Use structured output when:
- a later step needs specific fields from this step,
- you want to fail fast if the agent returns an unexpected shape,
- you are passing the result to a tool, Code Step, or another Action that expects strict JSON.
Defining the Output Schema
By default Studio shows a simple field list, so you can describe the result without writing any JSON. Each field has a name and a type, and you can switch between the Fields and JSON views at any time.
To add a field, select Add field, enter a field name, choose a type, and optionally add a short description that helps the agent understand what to put there. The type defaults to Text.
Available field types are:
- Text for any text value,
- Number for decimals,
- Whole number for integers,
- Yes / No for true/false values,
- List of text and List of numbers for simple lists.
You can change a field's type from the dropdown on its row, and remove a field with the trash icon. Every field you add is required in the result.
Advanced: editing the raw JSON Schema
Switch to the JSON view to read or edit the underlying JSON Schema directly. This is useful for advanced cases the field list does not cover, such as nested objects. When a schema uses features the field list cannot represent, Studio keeps it in the JSON view.

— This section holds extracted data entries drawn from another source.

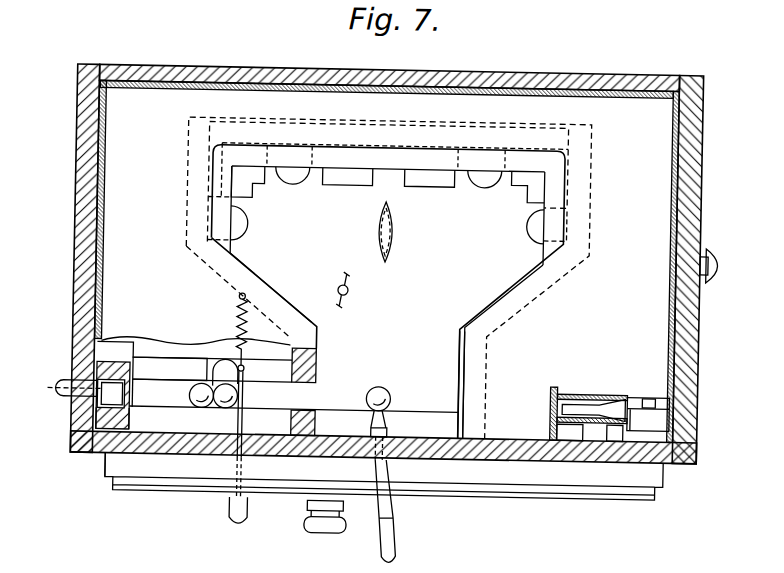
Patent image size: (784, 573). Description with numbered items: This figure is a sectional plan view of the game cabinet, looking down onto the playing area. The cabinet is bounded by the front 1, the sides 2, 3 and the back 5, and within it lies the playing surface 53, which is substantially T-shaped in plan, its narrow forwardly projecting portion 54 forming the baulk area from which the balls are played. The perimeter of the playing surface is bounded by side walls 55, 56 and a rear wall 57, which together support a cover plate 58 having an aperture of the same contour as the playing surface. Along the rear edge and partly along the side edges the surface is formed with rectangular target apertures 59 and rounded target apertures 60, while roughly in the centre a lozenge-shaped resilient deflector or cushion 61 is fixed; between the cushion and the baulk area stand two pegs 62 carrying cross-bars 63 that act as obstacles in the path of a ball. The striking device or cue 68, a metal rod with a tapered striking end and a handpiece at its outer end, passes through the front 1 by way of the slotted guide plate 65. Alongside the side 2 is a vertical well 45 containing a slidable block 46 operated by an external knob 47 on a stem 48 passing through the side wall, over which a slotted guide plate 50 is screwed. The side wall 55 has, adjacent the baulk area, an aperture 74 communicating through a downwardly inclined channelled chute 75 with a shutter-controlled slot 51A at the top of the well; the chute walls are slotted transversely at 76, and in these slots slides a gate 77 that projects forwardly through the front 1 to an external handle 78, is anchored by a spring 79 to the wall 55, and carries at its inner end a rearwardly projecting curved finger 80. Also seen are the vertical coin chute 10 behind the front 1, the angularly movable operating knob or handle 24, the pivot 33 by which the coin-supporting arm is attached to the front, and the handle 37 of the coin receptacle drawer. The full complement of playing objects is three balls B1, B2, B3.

The front 1 is at (526, 434).
The side 2 is at (680, 166).
The side 3 is at (86, 186).
The back 5 is at (554, 75).
The coin chute 10 is at (590, 391).
The operating knob or handle 24 is at (328, 520).
The pivot 33 is at (652, 392).
The handle 37 is at (714, 277).
The vertical well 45 is at (109, 360).
The slidable block 46 is at (100, 434).
The external knob 47 is at (70, 416).
The stem 48 is at (87, 458).
The slotted guide plate 50 is at (100, 388).
The shutter-controlled slot 51A is at (144, 452).
The playing surface 53 is at (500, 271).
The baulk area 54 is at (445, 362).
The side wall 55 is at (186, 252).
The side wall 56 is at (567, 265).
The rear wall 57 is at (414, 120).
The cover plate 58 is at (148, 143).
The target apertures 59 is at (351, 178).
The target apertures 60 is at (295, 177).
The deflector or cushion 61 is at (389, 220).
The pegs 62 is at (348, 289).
The cross-bars 63 is at (348, 306).
The slotted guide plate 65 is at (527, 490).
The striking device or cue 68 is at (399, 545).
The aperture 74 is at (307, 394).
The chute 75 is at (213, 343).
The transverse slots 76 is at (234, 461).
The gate 77 is at (303, 396).
The handle 78 is at (248, 531).
The spring 79 is at (233, 310).
The curved finger 80 is at (229, 362).
The ball B1 is at (392, 395).
The ball B2 is at (226, 411).
The ball B3 is at (192, 401).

Generating a schema from an example
If you already have an example of the result, choose Generate from JSON example, paste a representative JSON value, and select Generate schema. Studio infers the fields from the example, which then appear in the field list for you to adjust.

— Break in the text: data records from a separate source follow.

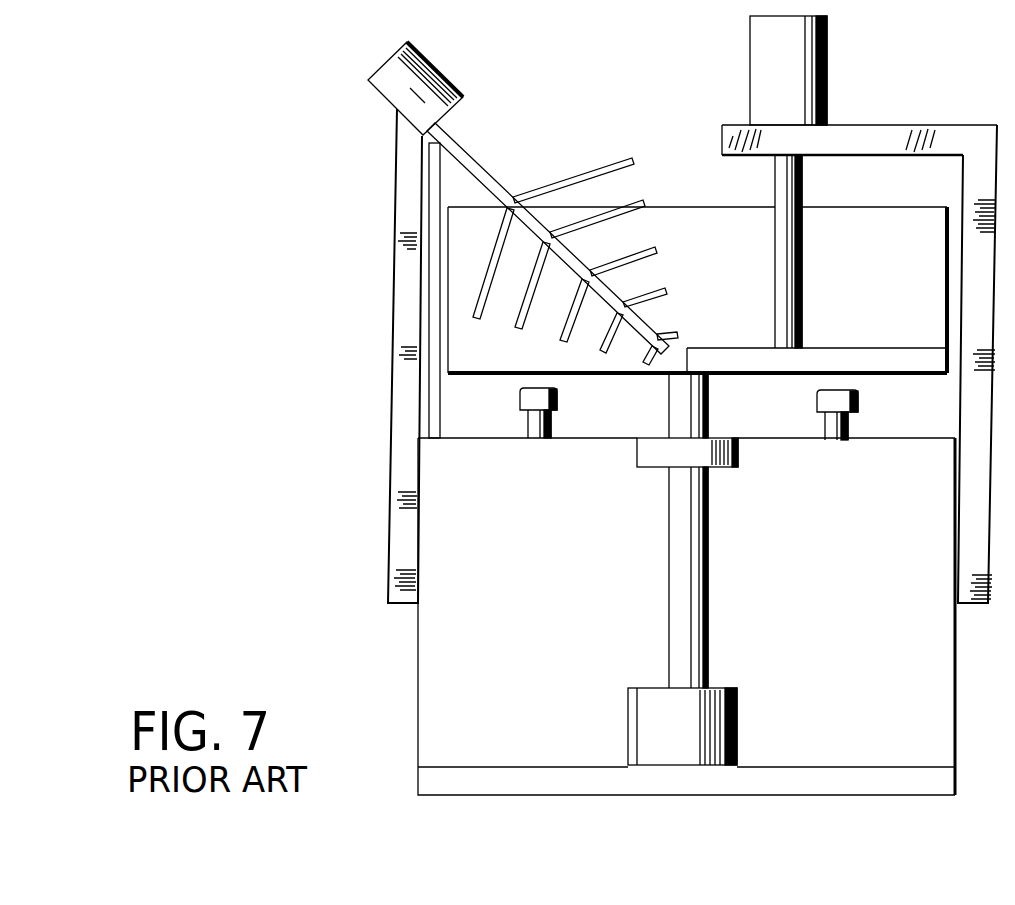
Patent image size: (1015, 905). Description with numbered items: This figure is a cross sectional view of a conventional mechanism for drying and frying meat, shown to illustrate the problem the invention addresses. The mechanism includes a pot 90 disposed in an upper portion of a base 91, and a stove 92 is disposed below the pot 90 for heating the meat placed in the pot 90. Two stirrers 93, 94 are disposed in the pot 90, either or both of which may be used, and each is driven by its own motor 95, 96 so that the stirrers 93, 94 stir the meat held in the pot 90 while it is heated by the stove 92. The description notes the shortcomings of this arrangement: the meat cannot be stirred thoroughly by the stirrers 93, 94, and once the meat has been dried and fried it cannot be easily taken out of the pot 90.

The pot 90 is at (947, 253).
The base 91 is at (945, 677).
The stove 92 is at (850, 425).
The stirrer 93 is at (885, 360).
The stirrer 94 is at (603, 166).
The motor 95 is at (827, 67).
The motor 96 is at (448, 82).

Studio validates the schema when you save the step. If the schema is missing or is not valid JSON Schema, the step cannot be saved.
How Structured Output Behaves at Runtime
When structured output is enabled, Studio instructs the model to return JSON that matches the schema, then validates the agent's final output against it.

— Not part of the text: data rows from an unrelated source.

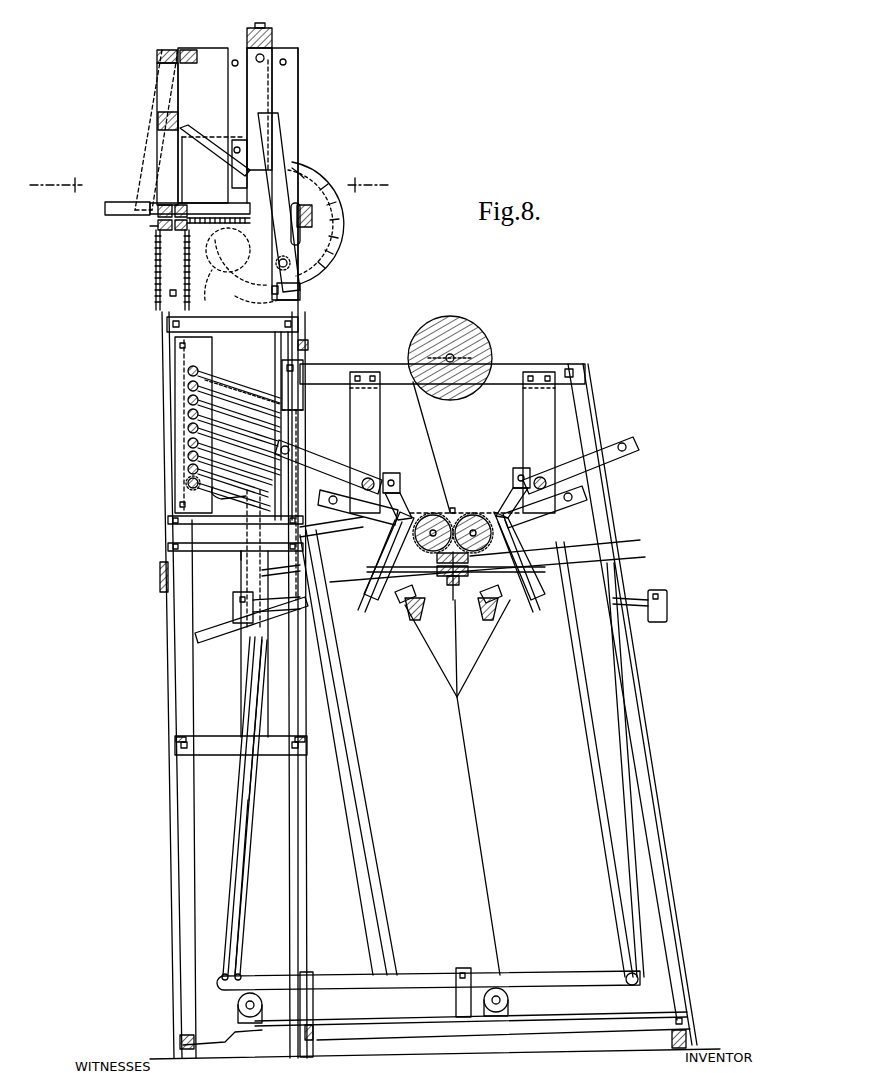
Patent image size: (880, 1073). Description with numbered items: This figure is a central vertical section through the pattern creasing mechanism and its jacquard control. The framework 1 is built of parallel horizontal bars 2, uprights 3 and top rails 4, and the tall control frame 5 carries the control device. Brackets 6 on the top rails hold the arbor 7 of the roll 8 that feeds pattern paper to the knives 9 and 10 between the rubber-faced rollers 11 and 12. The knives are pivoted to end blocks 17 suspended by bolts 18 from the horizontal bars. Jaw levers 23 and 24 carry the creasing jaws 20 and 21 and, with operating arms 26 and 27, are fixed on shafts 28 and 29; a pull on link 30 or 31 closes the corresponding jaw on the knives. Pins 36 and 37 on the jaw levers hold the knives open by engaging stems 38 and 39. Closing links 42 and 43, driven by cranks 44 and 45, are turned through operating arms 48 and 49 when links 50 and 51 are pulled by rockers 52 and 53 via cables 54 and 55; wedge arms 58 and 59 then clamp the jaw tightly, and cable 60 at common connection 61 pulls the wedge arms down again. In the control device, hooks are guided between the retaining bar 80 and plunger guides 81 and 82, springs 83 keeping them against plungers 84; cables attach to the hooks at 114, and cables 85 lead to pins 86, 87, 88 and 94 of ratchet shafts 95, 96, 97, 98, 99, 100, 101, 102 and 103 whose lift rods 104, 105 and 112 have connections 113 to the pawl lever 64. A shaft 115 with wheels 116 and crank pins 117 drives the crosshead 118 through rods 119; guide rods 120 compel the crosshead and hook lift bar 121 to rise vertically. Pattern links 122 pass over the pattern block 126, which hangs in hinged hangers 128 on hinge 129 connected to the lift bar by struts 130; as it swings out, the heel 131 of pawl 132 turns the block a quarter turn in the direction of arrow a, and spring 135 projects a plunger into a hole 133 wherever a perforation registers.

The framework 1 is at (590, 416).
The horizontal bars 2 is at (212, 580).
The uprights 3 is at (372, 429).
The top rails 4 is at (508, 369).
The control frame 5 is at (300, 340).
The brackets 6 is at (497, 361).
The arbor 7 is at (460, 351).
The roll 8 is at (458, 321).
The knife 9 is at (456, 587).
The knife 10 is at (452, 586).
The rubber-faced roller 11 is at (476, 515).
The rubber-faced roller 12 is at (432, 514).
The end blocks 17 is at (522, 562).
The bolts 18 is at (454, 512).
The creasing jaw 20 is at (512, 618).
The creasing jaw 21 is at (396, 640).
The jaw lever 23 is at (522, 614).
The jaw lever 24 is at (392, 626).
The operating arm 26 is at (586, 494).
The operating arm 27 is at (360, 519).
The shaft 28 is at (520, 527).
The shaft 29 is at (402, 488).
The link 30 is at (590, 693).
The link 31 is at (352, 700).
The pin 36 is at (600, 563).
The pin 37 is at (388, 617).
The stem 38 is at (600, 546).
The stem 39 is at (333, 518).
The closing link 42 is at (505, 485).
The closing link 43 is at (420, 621).
The crank 44 is at (508, 466).
The crank 45 is at (396, 478).
The operating arm 48 is at (625, 452).
The operating arm 49 is at (328, 464).
The link 50 is at (628, 659).
The link 51 is at (350, 753).
The rocker 52 is at (432, 976).
The rocker 53 is at (340, 976).
The cable 54 is at (240, 947).
The cable 55 is at (228, 931).
The wedge arm 58 is at (658, 592).
The wedge arm 59 is at (236, 605).
The cable 60 is at (250, 890).
The common connection 61 is at (438, 681).
The pawl lever 64 is at (228, 637).
The retaining bar 80 is at (313, 216).
The plunger guide 81 is at (258, 255).
The plunger guide 82 is at (240, 250).
The springs 83 is at (301, 232).
The plungers 84 is at (302, 200).
The cables 85 is at (286, 356).
The pin 86 is at (224, 380).
The pin 87 is at (235, 394).
The pin 88 is at (200, 417).
The pin 94 is at (205, 515).
The ratchet shaft 95 is at (188, 371).
The ratchet shaft 96 is at (188, 386).
The ratchet shaft 97 is at (188, 400).
The ratchet shaft 98 is at (188, 428).
The ratchet shaft 99 is at (188, 443).
The ratchet shaft 100 is at (188, 456).
The ratchet shaft 101 is at (188, 469).
The ratchet shaft 102 is at (188, 483).
The ratchet shaft 103 is at (192, 488).
The lift rod 104 is at (300, 392).
The lift rod 105 is at (303, 407).
The lift rod 112 is at (212, 490).
The independent connections 113 is at (262, 572).
The attachment 114 is at (252, 292).
The shaft 115 is at (305, 265).
The wheel 116 is at (318, 250).
The crank pin 117 is at (300, 292).
The crosshead 118 is at (272, 38).
The rod 119 is at (268, 100).
The suspension and guide rods 120 is at (268, 78).
The hook lift bar 121 is at (285, 174).
The pattern link 122 is at (183, 290).
The pattern block 126 is at (167, 236).
The hangers 128 is at (162, 92).
The hinge 129 is at (178, 50).
The hinged struts 130 is at (213, 150).
The heel 131 is at (140, 203).
The pawl 132 is at (105, 208).
The holes 133 is at (160, 262).
The spring 135 is at (212, 212).
The arrow a is at (150, 229).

- If the output matches the schema, the step completes and the parsed result is available to later steps.
- If the output does not match the schema, the step fails and normal step or Action error handling applies.
Referencing Structured Output in Later Steps
When structured output is enabled, the parsed result is also exposed as a real object under a structured field on the step output, in addition to the usual message text.
This means later steps can reference individual fields directly, with their original types preserved:
Decision: {{Review invoice.structured.postingDecision}}
Reason: {{steps.Review invoice.structured.reason}}
Vendor id: {{Review invoice.structured.vendorId}}
In a Code Step, read the same object through the steps bridge:
const result = steps["Review invoice"].structured;
return { decision: result.postingDecision, vendorId: result.vendorId };
Because structured is a parsed object rather than a JSON string, fields keep their original types and can be referenced individually. The autocomplete in the prompt and configuration editors suggests these field paths after the Action has been run at least once.
Debugging Agent Steps
Use Runs to inspect Agent Step behavior.
In run details, review:
- the resolved prompt,
- the input data sent to the step,
- tool calls and tool results,
- the step output,
- confidence details,
- any confidence-not-met or tool failure messages.
When behavior is not what you expected, first check whether the prompt received the values you intended. Most Agent Step issues come from missing inputs, overly broad input data, unclear prompt instructions, or a confidence threshold that is stricter than the prompt and data can support.
Best Practices
- Put task-specific instructions in prompts.
- Reference important values explicitly instead of relying only on appended input data.
- Keep inputs small with
outputFilterwhere possible. - Use tools for trusted facts and external operations.
- Set Maximum Iterations based on expected tool-use complexity.
- Use Required Confidence Level for automation boundaries and review routing.
- Enable Require structured output when later steps depend on specific fields, and reference them through the
structuredobject. - Inspect several representative runs before enabling high-impact automation.